Petitioner tenants claim that DHCR improperly expanded the scope of the PAR by considering substantive claims raised by the owner in a responsive submission filed during the administrative review proceeding, when the PAR itself only raised an issue as to notice of the rent proceeding, presents no basis to disturb DHCR's determination of the PAR, since the owner specifically reserved the right in its PAR to supplement the petition to add substantive claims and the tenant had the opportunity to respond to the added claims. Moreover, since a PAR is by definition a request that the DHCR's Commissioner review a Rent Administrator's order, and the Commissioner's order was based upon arguments and evidence submitted to the Rent Administrator and upon a review of the agency's own records, the Commissioner did not improperly enlarge the record of the owner's PAR or consider evidence that was beyond the scope of the administrative review.
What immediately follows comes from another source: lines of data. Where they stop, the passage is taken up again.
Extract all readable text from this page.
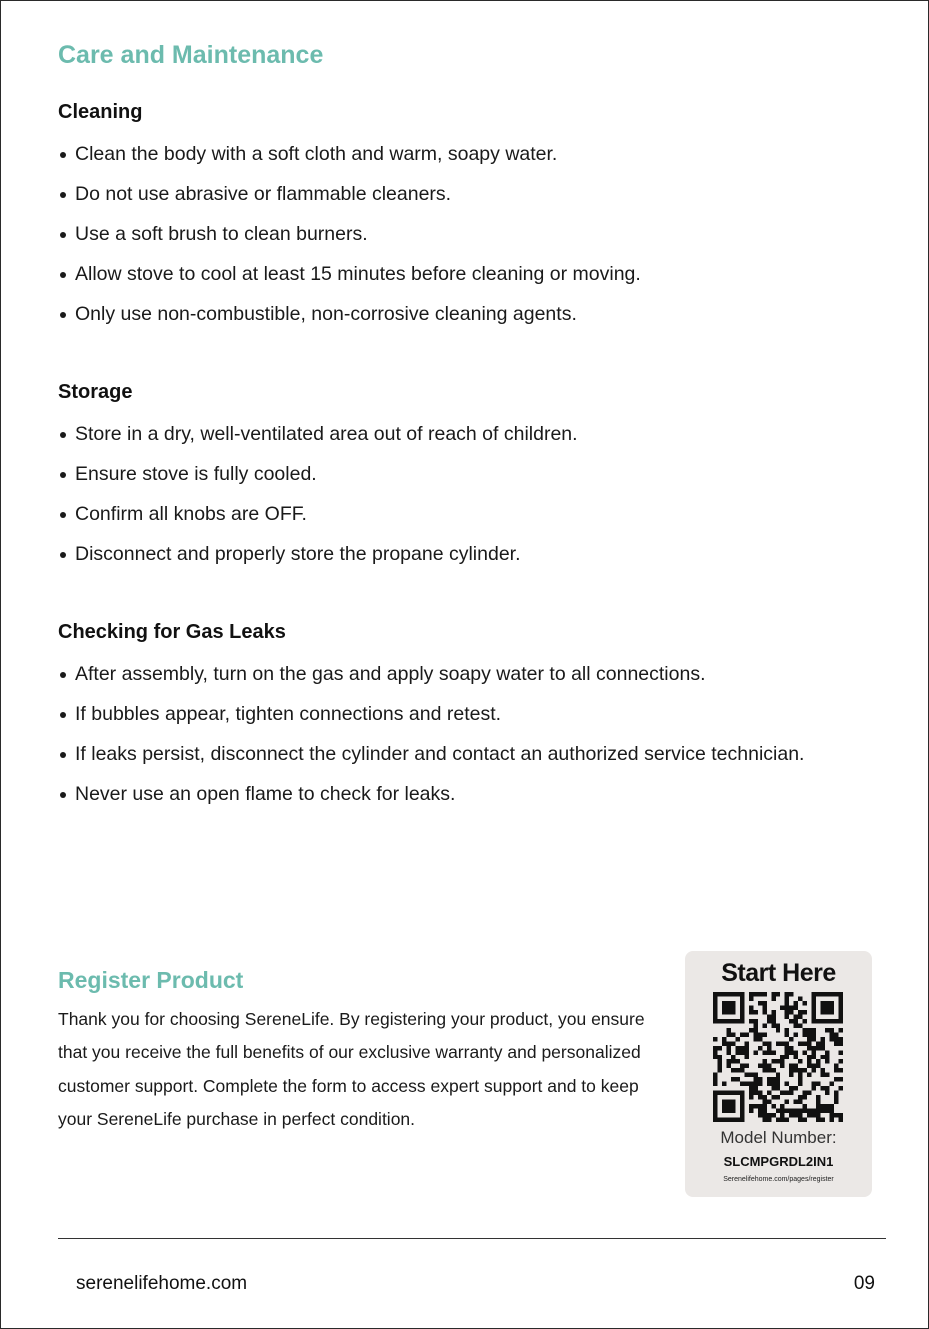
Care and Maintenance
Cleaning
Clean the body with a soft cloth and warm, soapy water.
Do not use abrasive or flammable cleaners.
Use a soft brush to clean burners.
Allow stove to cool at least 15 minutes before cleaning or moving.
Only use non-combustible, non-corrosive cleaning agents.
Storage
Store in a dry, well-ventilated area out of reach of children.
Ensure stove is fully cooled.
Confirm all knobs are OFF.
Disconnect and properly store the propane cylinder.
Checking for Gas Leaks
After assembly, turn on the gas and apply soapy water to all connections.
If bubbles appear, tighten connections and retest.
If leaks persist, disconnect the cylinder and contact an authorized service technician.
Never use an open flame to check for leaks.
Register Product

Thank you for choosing SereneLife. By registering your product, you ensure that you receive the full benefits of our exclusive warranty and personalized customer support. Complete the form to access expert support and to keep your SereneLife purchase in perfect condition.

Start Here
Model Number:
SLCMPGRDL2IN1
Serenelifehome.com/pages/register
serenelifehome.com	09
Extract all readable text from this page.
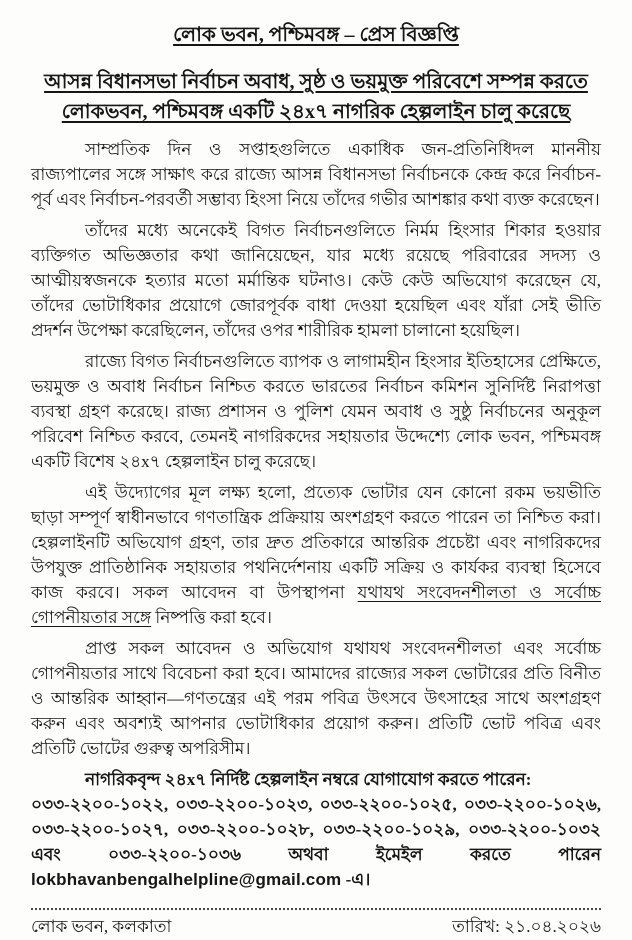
লোক ভবন, পশ্চিমবঙ্গ – প্রেস বিজ্ঞপ্তি
আসন্ন বিধানসভা নির্বাচন অবাধ, সুষ্ঠ ও ভয়মুক্ত পরিবেশে সম্পন্ন করতে লোকভবন, পশ্চিমবঙ্গ একটি ২৪x৭ নাগরিক হেল্পলাইন চালু করেছে

সাম্প্রতিক দিন ও সপ্তাহগুলিতে একাধিক জন-প্রতিনিধিদল মাননীয় রাজ্যপালের সঙ্গে সাক্ষাৎ করে রাজ্যে আসন্ন বিধানসভা নির্বাচনকে কেন্দ্র করে নির্বাচন-পূর্ব এবং নির্বাচন-পরবর্তী সম্ভাব্য হিংসা নিয়ে তাঁদের গভীর আশঙ্কার কথা ব্যক্ত করেছেন।

তাঁদের মধ্যে অনেকেই বিগত নির্বাচনগুলিতে নির্মম হিংসার শিকার হওয়ার ব্যক্তিগত অভিজ্ঞতার কথা জানিয়েছেন, যার মধ্যে রয়েছে পরিবারের সদস্য ও আত্মীয়স্বজনকে হত্যার মতো মর্মান্তিক ঘটনাও। কেউ কেউ অভিযোগ করেছেন যে, তাঁদের ভোটাধিকার প্রয়োগে জোরপূর্বক বাধা দেওয়া হয়েছিল এবং যাঁরা সেই ভীতি প্রদর্শন উপেক্ষা করেছিলেন, তাঁদের ওপর শারীরিক হামলা চালানো হয়েছিল।

রাজ্যে বিগত নির্বাচনগুলিতে ব্যাপক ও লাগামহীন হিংসার ইতিহাসের প্রেক্ষিতে, ভয়মুক্ত ও অবাধ নির্বাচন নিশ্চিত করতে ভারতের নির্বাচন কমিশন সুনির্দিষ্ট নিরাপত্তা ব্যবস্থা গ্রহণ করেছে। রাজ্য প্রশাসন ও পুলিশ যেমন অবাধ ও সুষ্ঠু নির্বাচনের অনুকূল পরিবেশ নিশ্চিত করবে, তেমনই নাগরিকদের সহায়তার উদ্দেশ্যে লোক ভবন, পশ্চিমবঙ্গ একটি বিশেষ ২৪x৭ হেল্পলাইন চালু করেছে।

এই উদ্যোগের মূল লক্ষ্য হলো, প্রত্যেক ভোটার যেন কোনো রকম ভয়ভীতি ছাড়া সম্পূর্ণ স্বাধীনভাবে গণতান্ত্রিক প্রক্রিয়ায় অংশগ্রহণ করতে পারেন তা নিশ্চিত করা। হেল্পলাইনটি অভিযোগ গ্রহণ, তার দ্রুত প্রতিকারে আন্তরিক প্রচেষ্টা এবং নাগরিকদের উপযুক্ত প্রাতিষ্ঠানিক সহায়তার পথনির্দেশনায় একটি সক্রিয় ও কার্যকর ব্যবস্থা হিসেবে কাজ করবে। সকল আবেদন বা উপস্থাপনা যথাযথ সংবেদনশীলতা ও সর্বোচ্চ গোপনীয়তার সঙ্গে নিষ্পত্তি করা হবে।

প্রাপ্ত সকল আবেদন ও অভিযোগ যথাযথ সংবেদনশীলতা এবং সর্বোচ্চ গোপনীয়তার সাথে বিবেচনা করা হবে। আমাদের রাজ্যের সকল ভোটারের প্রতি বিনীত ও আন্তরিক আহ্বান—গণতন্ত্রের এই পরম পবিত্র উৎসবে উৎসাহের সাথে অংশগ্রহণ করুন এবং অবশ্যই আপনার ভোটাধিকার প্রয়োগ করুন। প্রতিটি ভোট পবিত্র এবং প্রতিটি ভোটের গুরুত্ব অপরিসীম।

নাগরিকবৃন্দ ২৪x৭ নির্দিষ্ট হেল্পলাইন নম্বরে যোগাযোগ করতে পারেন:
০৩৩-২২০০-১০২২, ০৩৩-২২০০-১০২৩, ০৩৩-২২০০-১০২৫, ০৩৩-২২০০-১০২৬, ০৩৩-২২০০-১০২৭, ০৩৩-২২০০-১০২৮, ০৩৩-২২০০-১০২৯, ০৩৩-২২০০-১০৩২ এবং	০৩৩-২২০০-১০৩৬	অথবা ইমেইল করতে পারেন lokbhavanbengalhelpline@gmail.com -এ।

লোক ভবন, কলকাতা	তারিখ: ২১.০৪.২০২৬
In addition, the Commissioner properly invoked Policy Statement 92-3 to consider the totality of the evidence submitted to the Rent Administrator in support of the owners claim that it had filed an RR-1 form in 1984 for the subject apartment, and, in light of that evidence, the Commissioner had a rational basis for concluding that the apartment had been timely registered and that there had been no rent overcharge. Finally, petitioners challenges to the validity of the registration statement, i.e., that service of the statement could not have taken place on the date indicated in the statement, and that the tenant of record was a commercial and not a residential tenant, are matters beyond the scope of judicial review in this article 78 proceeding since they were not raised prior to the issuance of the Commissioner's order ( see, Matter of Rozmae Realty v. State Div. of Hous. Community Renewal, 160 A.D.2d 343, lv denied 76 N.Y.2d 712).
Concur — Milonas, J. P., Tom, Andrias and Saxe, JJ.